XVII
Рассвет 2 декабря полк Озерова встретил, как привык встречать все рассветы за две недели последнего немецкого наступления. Быстро опорожнив котелки, солдаты осмотрели оружие, запаслись патронами и гранатами, поправили бинты на ранах: скоро должны были загрохотать немецкие батареи. Но прошло положенное время — гитлеровцы молчали. Прошел еще час — не ударило ни одно орудие. Далеко на север артиллерия уже вела огонь, а вокруг, поблизости, — на всем участке дивизии — утро поднималось в полной тишине.
Это очень удивило солдат. Из домов, подвалов, погребов, из всех мест, облюбованных для жилья, они стали выбираться на волю. Что за чудо? Солдаты хорошо знали ту тишину, какая устанавливается перед боем: тревожная она, темная и душная; она гнетет, прижимает к земле… Нет, над всем участком дивизии стояла совсем другая тишина — светлая, легкая, окрыляющая сердце… Утро было ясное и морозное. За ночь выпала густая пороша. Она обновила снега, прикрыла следы вчерашнего боя. И все солдаты, необычайно чуткие на ухо, сразу поняли: наконец-то наступила тишина, какой они не слышали давно. Взглянув на куст белой ивы, где мирно, наслаждаясь тишиной, сидели снегири, Андрей почему-то сорвал шапку, точно внезапно оказался в сверкающем дворце, и его темное, задубелое от морозов лицо засияло от восторга.

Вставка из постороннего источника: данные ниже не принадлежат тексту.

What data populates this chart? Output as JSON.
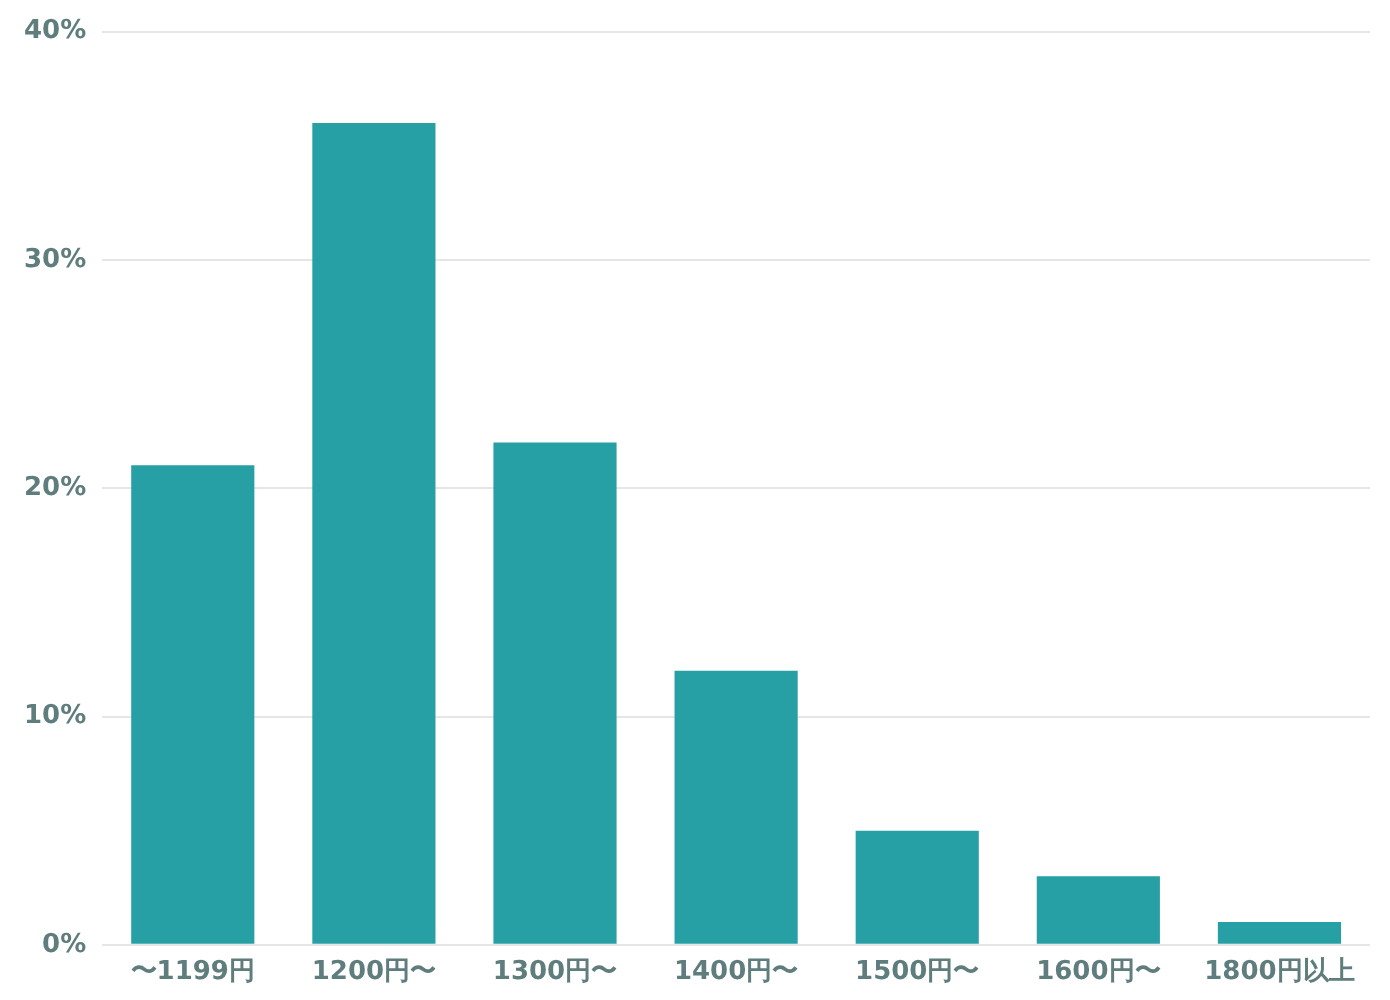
{
  "chart_data": {
    "type": "bar",
    "categories": [
      "〜1199円",
      "1200円〜",
      "1300円〜",
      "1400円〜",
      "1500円〜",
      "1600円〜",
      "1800円以上"
    ],
    "values": [
      21,
      36,
      22,
      12,
      5,
      3,
      1
    ],
    "color": "#26a0a4",
    "ylim": [
      0,
      40
    ],
    "yticks": [
      {
        "value": 0,
        "label": "0%"
      },
      {
        "value": 10,
        "label": "10%"
      },
      {
        "value": 20,
        "label": "20%"
      },
      {
        "value": 30,
        "label": "30%"
      },
      {
        "value": 40,
        "label": "40%"
      }
    ],
    "grid": "y"
  }
}
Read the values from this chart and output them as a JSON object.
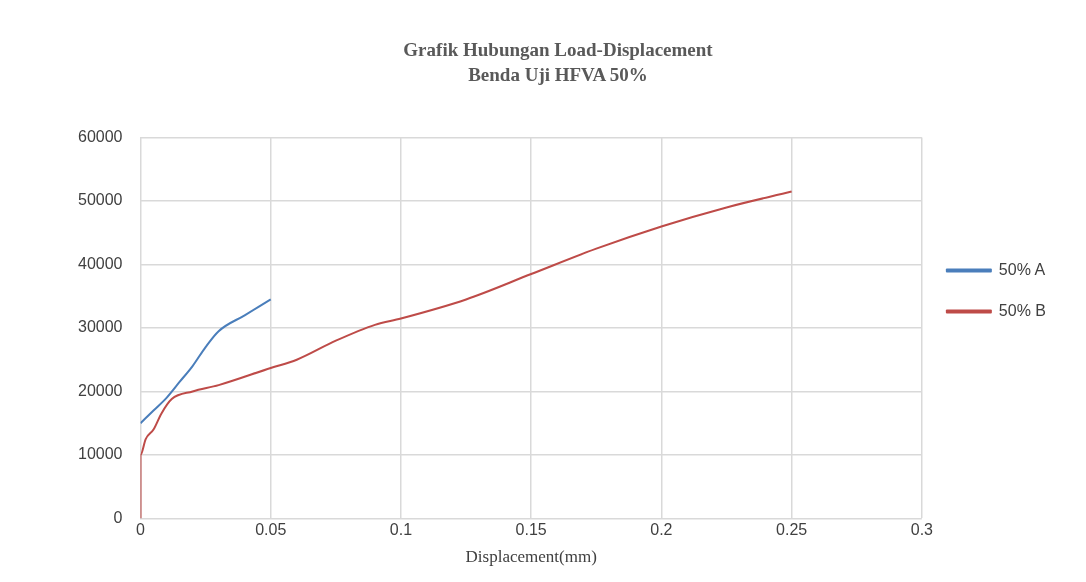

— Конец, ребята! — сказал он, сдерживая голос, словно боясь помешать веселой тишине окончательно утвердиться над полем битвы. — Отгремели, гады!
…В это утро гвардии майор Озеров спал дольше обычного. Он понял это сразу, даже не успев открыть глаза, по одному ощущению той легкости в себе, какая — он помнил — дается только после долгого и спокойного сна. Озерова так удивило это ощущение, что он в один прием перевернулся с левого бока на правый, и, отбросив шинель, приподнялся на кровати.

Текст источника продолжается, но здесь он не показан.